Moncler to discontinue top lines, designers Valli and Browne to leave
Having a designer cooperation has been crucial and instrumental in setting Moncler as a luxury brand in the market. The fashion shows and the consequent wholesale distribution connected to Valli’s and Browne’s designs catapulted Moncler among the highest ranking luxury fashion brands, building a solid awareness: now this is no longer needed and Moncler is ready for the next step of its strategy.
I do believe that they did not gave up with collaborations, but as a new strategy, it would be more interesting for the consumer to enjoy seasonal capsules done with artists, singers or temporary co-branding. This is exactly what Louis Vuitton is doing. Let’s not forget that Moncler is still perceived as mainly a “mono-category” brand: in order to buy every season a new down jacket, a customer needs always new design inputs.

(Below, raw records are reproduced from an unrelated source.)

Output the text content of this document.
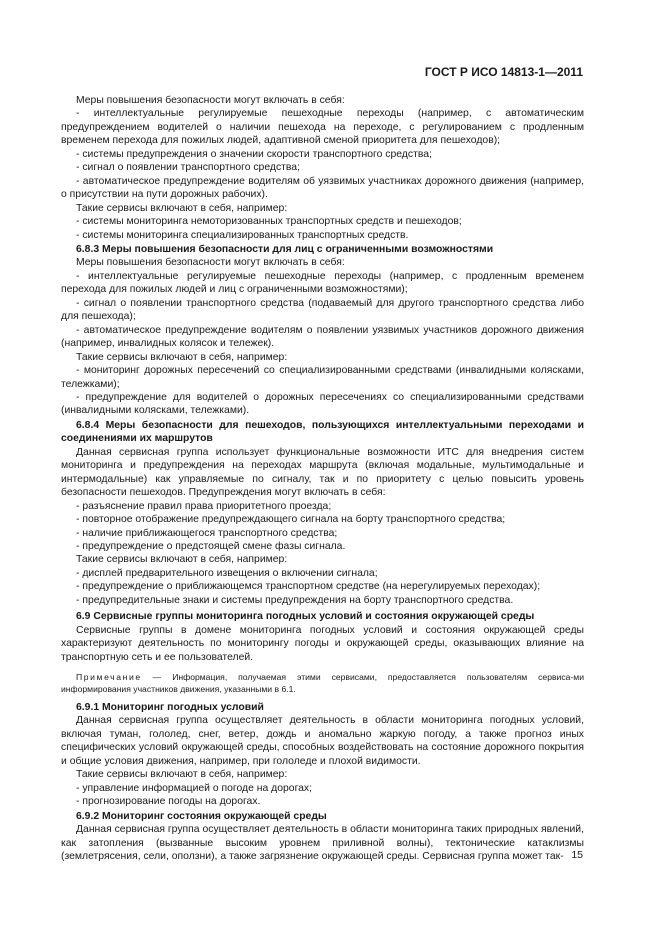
ГОСТ Р ИСО 14813-1—2011

Меры повышения безопасности могут включать в себя:

- интеллектуальные регулируемые пешеходные переходы (например, с автоматическим предупреждением водителей о наличии пешехода на переходе, с регулированием с продленным временем перехода для пожилых людей, адаптивной сменой приоритета для пешеходов);

- системы предупреждения о значении скорости транспортного средства;

- сигнал о появлении транспортного средства;

- автоматическое предупреждение водителям об уязвимых участниках дорожного движения (например, о присутствии на пути дорожных рабочих).

Такие сервисы включают в себя, например:

- системы мониторинга немоторизованных транспортных средств и пешеходов;

- системы мониторинга специализированных транспортных средств.

6.8.3 Меры повышения безопасности для лиц с ограниченными возможностями

Меры повышения безопасности могут включать в себя:

- интеллектуальные регулируемые пешеходные переходы (например, с продленным временем перехода для пожилых людей и лиц с ограниченными возможностями);

- сигнал о появлении транспортного средства (подаваемый для другого транспортного средства либо для пешехода);

- автоматическое предупреждение водителям о появлении уязвимых участников дорожного движения (например, инвалидных колясок и тележек).

Такие сервисы включают в себя, например:

- мониторинг дорожных пересечений со специализированными средствами (инвалидными колясками, тележками);

- предупреждение для водителей о дорожных пересечениях со специализированными средствами (инвалидными колясками, тележками).

6.8.4 Меры безопасности для пешеходов, пользующихся интеллектуальными переходами и соединениями их маршрутов

Данная сервисная группа использует функциональные возможности ИТС для внедрения систем мониторинга и предупреждения на переходах маршрута (включая модальные, мультимодальные и интермодальные) как управляемые по сигналу, так и по приоритету с целью повысить уровень безопасности пешеходов. Предупреждения могут включать в себя:

- разъяснение правил права приоритетного проезда;

- повторное отображение предупреждающего сигнала на борту транспортного средства;

- наличие приближающегося транспортного средства;

- предупреждение о предстоящей смене фазы сигнала.

Такие сервисы включают в себя, например:

- дисплей предварительного извещения о включении сигнала;

- предупреждение о приближающемся транспортном средстве (на нерегулируемых переходах);

- предупредительные знаки и системы предупреждения на борту транспортного средства.

6.9 Сервисные группы мониторинга погодных условий и состояния окружающей среды

Сервисные группы в домене мониторинга погодных условий и состояния окружающей среды характеризуют деятельность по мониторингу погоды и окружающей среды, оказывающих влияние на транспортную сеть и ее пользователей.

Примечание — Информация, получаемая этими сервисами, предоставляется пользователям сервиса-ми информирования участников движения, указанными в 6.1.

6.9.1 Мониторинг погодных условий

Данная сервисная группа осуществляет деятельность в области мониторинга погодных условий, включая туман, гололед, снег, ветер, дождь и аномально жаркую погоду, а также прогноз иных специфических условий окружающей среды, способных воздействовать на состояние дорожного покрытия и общие условия движения, например, при гололеде и плохой видимости.

Такие сервисы включают в себя, например:

- управление информацией о погоде на дорогах;

- прогнозирование погоды на дорогах.

6.9.2 Мониторинг состояния окружающей среды

Данная сервисная группа осуществляет деятельность в области мониторинга таких природных явлений, как затопления (вызванные высоким уровнем приливной волны), тектонические катаклизмы (землетрясения, сели, оползни), а также загрязнение окружающей среды. Сервисная группа может так- 15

Burberry shifts strategy towards ultra-luxury positioning
Despite the important strategic work that Burberry has done in the past years by consolidating the product categories and by reducing the too many lines, still the positioning in terms of store location and awareness is far from being uber-luxury and the giant average size of the current retail shops will not help. In addition, Burberry cannot enjoy an important and recognized craftsmanship in specific categories comparable to what Bottega Veneta or Loewe had, so the way to real luxury will be unfortunately long and difficult, no matter which new head designer might be appointed.
The legend of Lanvin can be compared to Celine’s: in both cases, strong new designers shaped the brand into a complete different aesthetic from what there was in origin, to the point that basically nobody remembers what Lanvin looked like before Alber Elbaz or Celine looked like before Phoebe. It will be hard to dismantle Elbaz’s work and make the brand great and convincing again.
Unfortunately, at the moment the brand is perceived so low with all the golden years forgotten, that only a strong star designer might create a miracle. But it is very very hard to revamp nowadays a dead brand.
Tiffany & Co opens its first ever restaurant The Blue Box Café in New York
I find this idea very smart and interesting: By adding a new home collection, is evidently trying to become more “global” and eventually more accessible, than before. As recently silver bracelets were in any case selling way better than diamonds, by stretching the brand experience into lower/side market segments, Tiffany is moving away from being recognized as the ultimate engagement ring brand: it might be the right strategy for such a luxury giant but it is already clear that this direction won’t allow any “way back”.
Should they expand the new Cafe internationally? This is a eventual profitable and interesting direction but the result will be a “so stretched” brand perception that I doubt someone will be then willing to spend 50.000$ in a Tiffany diamond anymore. Think to a “Cartier Cafè” or a “Chopard Cafè”… no way! these are luxury institutions who need to stick to their expertize in order to maintain their luxury positioning.